In the third year of the war, the key topic became the radicalization of armed groups, the participation of al-Qaeda in battles against the regime, and the involvement of foreign fighters, who turned out to be much better soldiers than the Syrian farmers.
In 2014, the so-called “Islamic State” seized a part of neighboring Iraq. Separate divisions took control of Syrian territories as well. The “IS” was fighting against the regime and against the Syrian opposition.
In 2015, Russia officially announced about engagement of its military in Syria on the side of the regime. Officially, they were fighting against the ‘ISIS’. According to international organizations, the Russian Air Force was bombing rebel-held territories. Little by little, the regime was regaining control of the land it had lost. In 2016, the key battle was the freeing of Syria’s largest city, Aleppo, by Assad’s troops. (Map 2)
In the 6th year of the war, the government controls 34% of the country, home to 65% of Syria’s population, another third is controlled by ISIS (10% of the population), 20% is controlled by the Kurdish armed formations, the remaining 13% – by the rebels.
According to Syrian human rights groups, 437,363 Syrians have died during this time. The Syrian Network for Human Rights said that 95% of the victims were civilians.
7.6 million people left their homes in the middle of the country; 4 million moved outside Syria, mainly to neighboring Turkey, Lebanon, Jordan and Iraq.
Radio Syria
“During the siege, the shops in Aleppo were empty. Bombs were hailing down on the city.
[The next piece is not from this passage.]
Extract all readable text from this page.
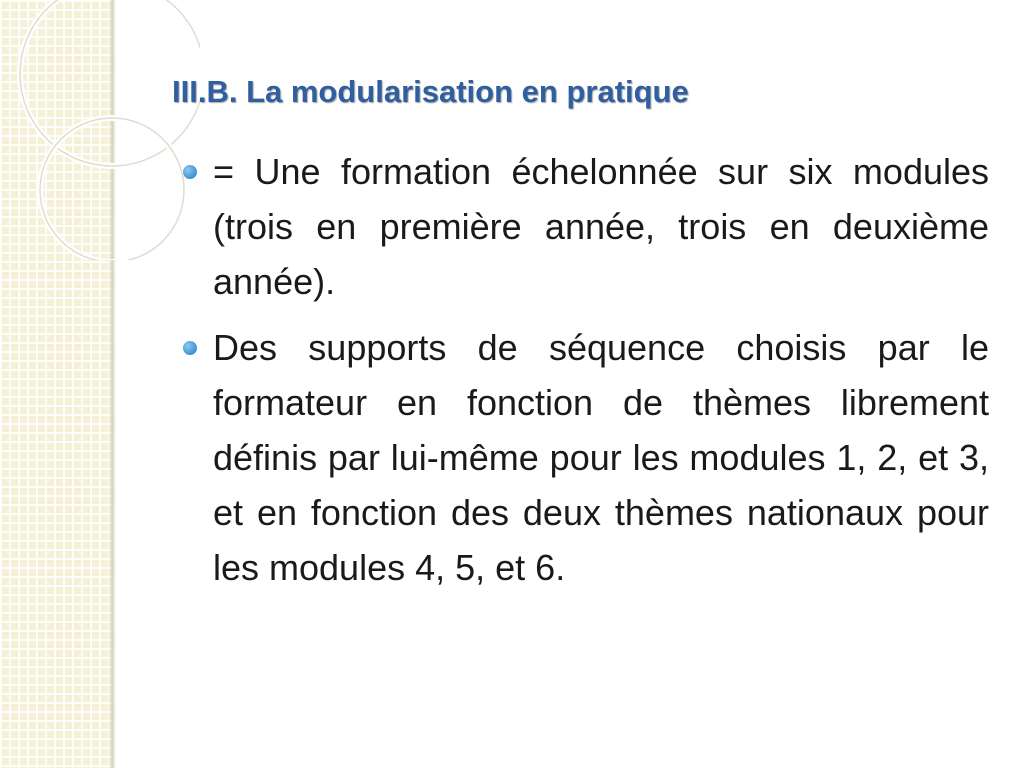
III.B. La modularisation en pratique
= Une formation échelonnée sur six modules (trois en première année, trois en deuxième année).
Des supports de séquence choisis par le formateur en fonction de thèmes librement définis par lui-même pour les modules 1, 2, et 3, et en fonction des deux thèmes nationaux pour les modules 4, 5, et 6.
Our reporters were at a lost: how to show it all-air strikes and starvation? Our live broadcasts were interrupted due to air raids many times,” explains Samir Al Ahmad.
He is an anchor and regional editor of the Nasaem Syria Radio, which is translated as the ‘Syrian breeze’. All members of this small team are wearing new blue suits. It turns out that the radio station marks it jubilee, but this day isn’t a festive one for them-it is dedicated to the developments in Aleppo
Watch the story about how the volunteers created the first radio station in Northern Syria.
The radio station staff is hospitable and friendly, though it’s obvious that they are nervous. Rim Halab, the Director, is running from one floor to another with his walky-talky. There was another power cutoff this morning and there are some technical problems with sound again. We try to comfort him, saying that such things happen to every media. We tell him, how we ourselves work amidst the war. The young lady sighs: “You know, I’ve just realized that you are also at war with Russia. Have my sympathy! Wish you all the best!”
While we were working on these stories and talking with these Syrians, their narrative became very clear: revolution, first blood, people who had taken up arms, ruined building and displaced people.
The Syrian war figures:
- 7,8 mln. IDPs;
- 4 mln. refugees;
- total death toll-470, 000 people, most of them civilians
The Assad regime calls it’s opponents terrorists, denying the civilian deaths which have been confirmed by international organisations [namely the Amnesty International], and the reports on dozen of thousands of people being tortured in Syrian prisons.
Throughout 6 years, the opposition to the government has also been committing crimes, like during the war started by ISIS and the radicalisation of the population. But unlike the constant discussion about who started it all, there has been little mention of the stories of the Syrian families who are struggling to survive every day, and of the Syrian community, trying to save itself.
We are heading to the Turkish town of Reyhanli along a misty, narrow mountain road. Here lies the only checkpoint where civilians (those who have permits) can cross into Turkey.
We go past the fortified base of the Turkish border control. We stop to photograph a short stretch of the wall, erected by the Turkish government out of concern that ISIS were strengthening their positions.